- Spouse: Mahipat Shah
- Issue: Prithvipati Shah

= Rani Karnavati of Garhwal =

Rani Karnavati Parmar of Garhwal Kingdom, also known as Tehri Garhwal, was an Indian aristocrat of the 17th century. She is known for having been the wife of Mahipat Shah (or Mahipati Shah), the Rajput king of Garhwal who used the title Shah.

The capital of Garhwal Kingdom was shifted from Dewalgarh to Srinagar, Uttarakhand by him, who ascended to the throne in 1622 and further consolidated his rule over most parts of Garhwal.

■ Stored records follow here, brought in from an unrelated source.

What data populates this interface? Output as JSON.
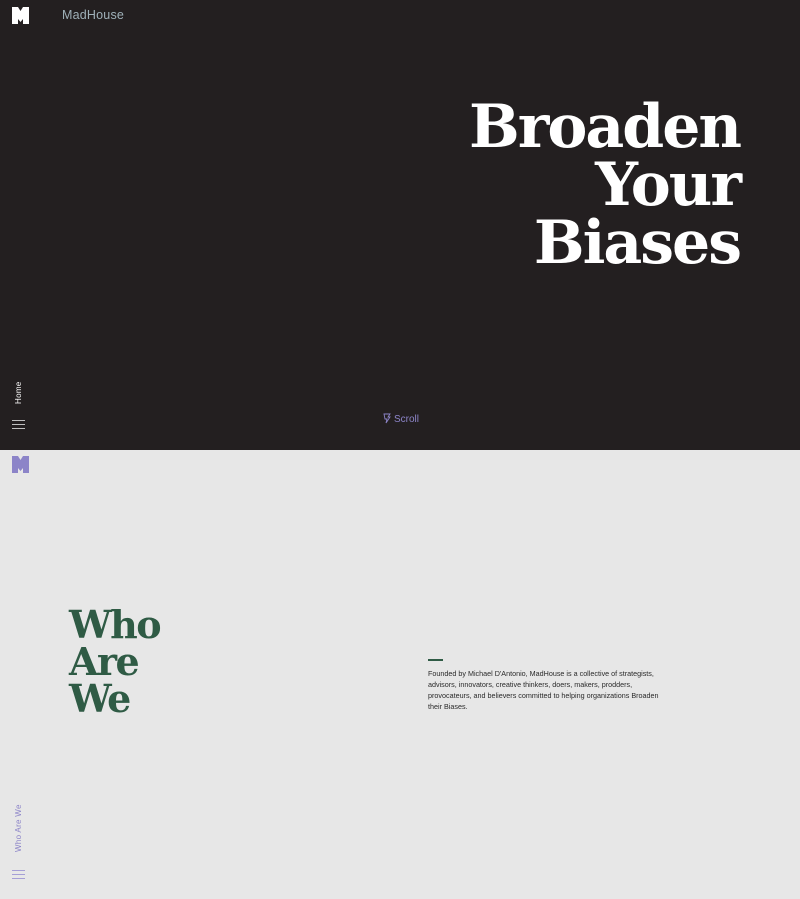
{
  "colors": {
    "hero_bg": "#231f20",
    "about_bg": "#e7e7e7",
    "brand_text": "#9fb0b8",
    "accent_purple": "#8c84c8",
    "heading_green": "#2f5b45"
  },
  "header": {
    "logo_icon": "madhouse-logo-icon",
    "brand_name": "MadHouse"
  },
  "hero": {
    "title_lines": [
      "Broaden",
      "Your",
      "Biases"
    ],
    "section_label": "Home",
    "scroll_label": "Scroll",
    "scroll_icon": "scroll-mouse-icon",
    "menu_icon": "hamburger-menu-icon"
  },
  "about": {
    "logo_icon": "madhouse-logo-icon",
    "title_lines": [
      "Who",
      "Are",
      "We"
    ],
    "description": "Founded by Michael D'Antonio, MadHouse is a collective of strategists, advisors, innovators, creative thinkers, doers, makers, prodders, provocateurs, and believers committed to helping organizations Broaden their Biases.",
    "section_label": "Who Are We",
    "menu_icon": "hamburger-menu-icon"
  }
}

Though King Mahipati Shah died young in 1631, after his death his wife, Rani Karnavati, ruled the kingdom on the behalf of her very young seven-year-old son, Prithvipati Shah. She ruled over for many years to come, during which she successfully defend the kingdom against invaders and repelled an invasion of Mughal army of Shah Jahan led by the general Najabat Khan in 1640. According to Niccolao Manucci she ordered captured Mughal soldiers to chop off their noses or die. The soldiers threw down their weapons and left, leaving their noses behind. Shah Jahan gave an order that ever afterwards she should be spoken of as the nak-kati rani, 'cut-nose'. Najabat Khan, who could not endure coming back with his nose cut off, took poison and put an end to his life. Rani Karnavati got the advantage of geographical location of its Small Kingdom Of Uttrakhand because Mughal army was not aware about mountains war techniques like Guirilla technique that's why Najabat Khan had to Sign peace treaty with Rani Karnavati.

Monuments erected by her still exist in Dehradun district at Nawada, she is also credited with the construction of the Rajpur Canal, the earliest of all the Dehradun canals, which starts from the Rispana River and brings its waters till the city of Dehradun. Rispana River is one of the tributaries of Song river that drains the central and eastern part of the Doon Valley.

Some years later her grown up son Prithvipati came to the throne and ruled wisely under his mother's influence.